Kenyataannya, dia pasti memarahiku. Dan, itu masuk akal. Aku yakin dia mencoba untuk memperhatikanku, tetapi hanya pria lain yang bisa mengerti betapa tegangnya udara di sekitarku sekarang. Jika aku kembali ke masa lalu aku, aku pasti tidak akan melakukannya.

“Aku tidak…”

“Ah, tidak, jangan khawatir tentang itu. Lagipula ini bukan alasan utama. Hanya saja, sesuatu yang merepotkan terjadi sebelum Ashida mengundangku.”

Natsukawa pasti akan menganggap ini sebagai nilai nominal. Jadi, aku buru-buru memberikan tindak lanjut, tetapi itu terdengar seperti alasan yang lemah.
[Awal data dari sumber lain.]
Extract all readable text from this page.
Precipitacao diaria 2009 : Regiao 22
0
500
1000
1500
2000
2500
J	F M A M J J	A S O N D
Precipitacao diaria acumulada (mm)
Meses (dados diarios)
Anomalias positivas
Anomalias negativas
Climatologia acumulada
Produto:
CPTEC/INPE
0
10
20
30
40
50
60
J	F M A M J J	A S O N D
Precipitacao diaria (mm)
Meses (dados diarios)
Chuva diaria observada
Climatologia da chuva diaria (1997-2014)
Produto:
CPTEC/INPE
Jika mereka menjaga jarak dariku sekarang karena kebaikan, atau bahkan bertanya kepada aku apa yang terjadi, aku pasti akan mati.
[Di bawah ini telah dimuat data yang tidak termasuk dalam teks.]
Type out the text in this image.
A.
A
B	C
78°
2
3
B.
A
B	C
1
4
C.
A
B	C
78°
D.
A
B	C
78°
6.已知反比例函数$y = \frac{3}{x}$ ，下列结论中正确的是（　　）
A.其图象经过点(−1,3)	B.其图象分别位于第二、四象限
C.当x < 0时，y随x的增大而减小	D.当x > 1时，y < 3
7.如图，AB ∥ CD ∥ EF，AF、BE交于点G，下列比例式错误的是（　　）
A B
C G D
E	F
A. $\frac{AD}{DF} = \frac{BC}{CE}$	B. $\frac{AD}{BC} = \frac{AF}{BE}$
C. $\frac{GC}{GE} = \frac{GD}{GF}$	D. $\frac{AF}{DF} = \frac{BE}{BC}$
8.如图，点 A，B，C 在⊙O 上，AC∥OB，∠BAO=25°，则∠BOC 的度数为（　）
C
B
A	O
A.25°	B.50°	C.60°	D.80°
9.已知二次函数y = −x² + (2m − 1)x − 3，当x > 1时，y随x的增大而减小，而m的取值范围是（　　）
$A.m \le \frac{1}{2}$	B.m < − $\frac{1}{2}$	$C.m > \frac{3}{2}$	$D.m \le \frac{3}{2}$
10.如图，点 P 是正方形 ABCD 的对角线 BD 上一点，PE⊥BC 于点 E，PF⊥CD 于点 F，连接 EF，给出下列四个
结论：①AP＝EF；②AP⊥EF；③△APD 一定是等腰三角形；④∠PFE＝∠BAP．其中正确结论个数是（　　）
“Hah, benarkah sekarang?” Ashida mengangkat suara seperti dia tidak menyangka akan mendengarnya.

Dia mungkin berpikir bahwa semua kesalahan ada pada mereka. Nah, memikirkannya sebaliknya, selama itu bukan sesuatu yang gila, kesehatan mental aku tidak akan menderita karenanya. Aku bukan kakak laki-laki tanpa alasan. Padahal, sesuatu yang gila yang terjadi ini berdampak besar padaku.

“Tidak pernah berpikir bahwa Sajocchi akan mengkhawatirkan sesuatu.”
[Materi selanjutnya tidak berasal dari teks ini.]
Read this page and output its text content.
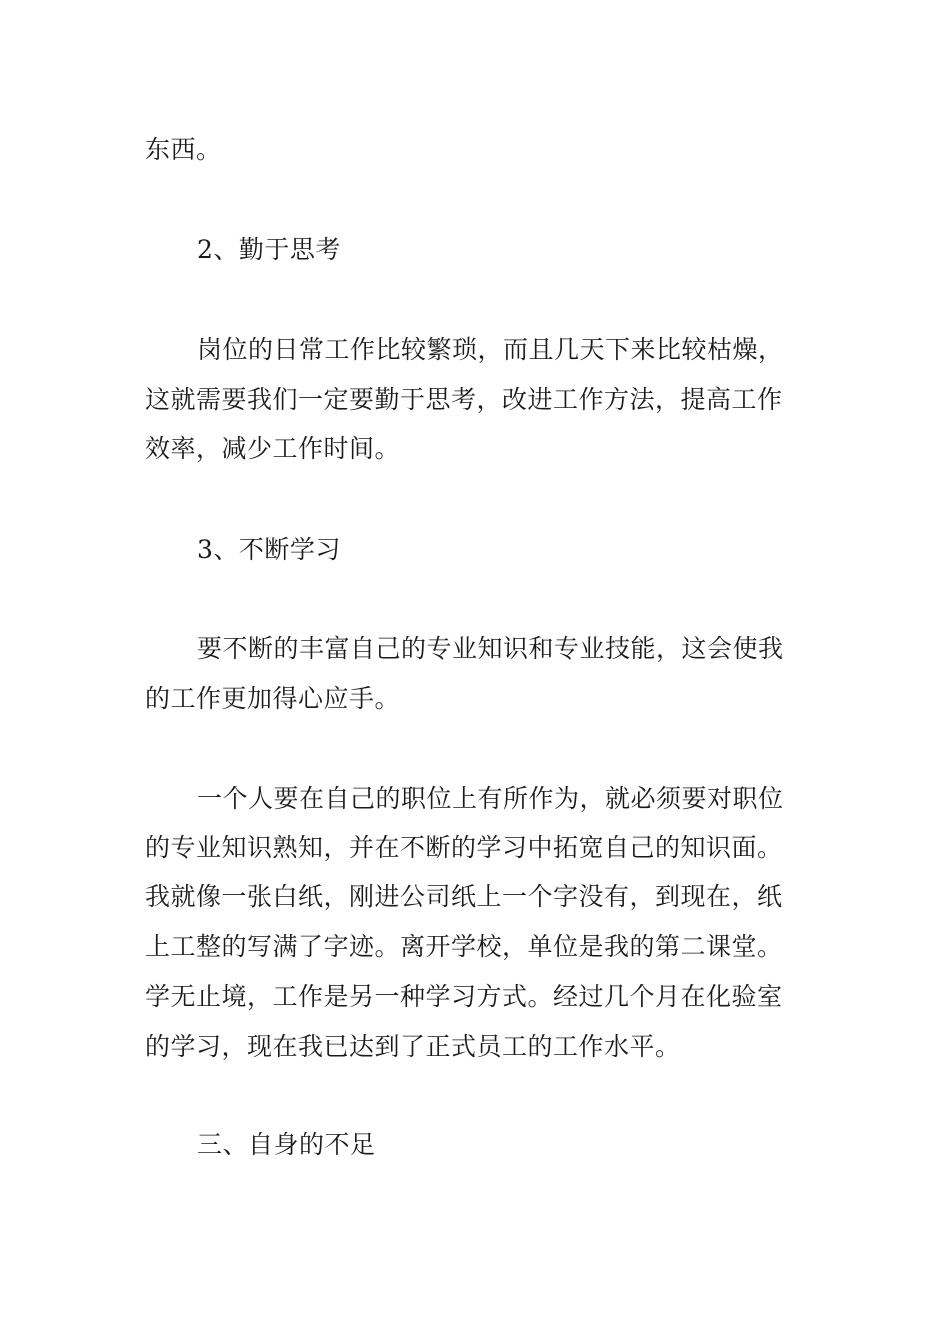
东西。

2、勤于思考

岗位的日常工作比较繁琐，而且几天下来比较枯燥，

这就需要我们一定要勤于思考，改进工作方法，提高工作

效率，减少工作时间。

3、不断学习

要不断的丰富自己的专业知识和专业技能，这会使我

的工作更加得心应手。

一个人要在自己的职位上有所作为，就必须要对职位

的专业知识熟知，并在不断的学习中拓宽自己的知识面。

我就像一张白纸，刚进公司纸上一个字没有，到现在，纸

上工整的写满了字迹。离开学校，单位是我的第二课堂。

学无止境，工作是另一种学习方式。经过几个月在化验室

的学习，现在我已达到了正式员工的工作水平。

三、自身的不足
"Tidak ingin mendengar itu darimu, Ashida."

Dia benar-benar tidak segan-segan menghina aku secara tidak langsung. Kamu tidak membantu aku. Dan jangan marah sekarang, aku baru saja mengatakan hal yang sama seperti yang Kamu lakukan. Sebenarnya apa yang Ashida khawatirkan? Nilainya? Mungkin.

"Bahkan aku punya satu atau dua hal yang aku khawatirkan."

"Sebagai contoh?"

"Apakah sesuatu terjadi?"

“Eh…?”

Tunggu, mengapa mereka begitu tertarik? Aku hanya ingin mereka tahu bahwa aku tidak cukup bodoh untuk tidak khawatir tentang apa pun, tetapi aku juga tidak berharap mereka menggigit ini dengan mudah. Aku tidak akan pernah berasumsi bahwa mereka benar-benar tertarik pada aku atau kekhawatiran aku, jadi aku agak terjebak pada kata-kata.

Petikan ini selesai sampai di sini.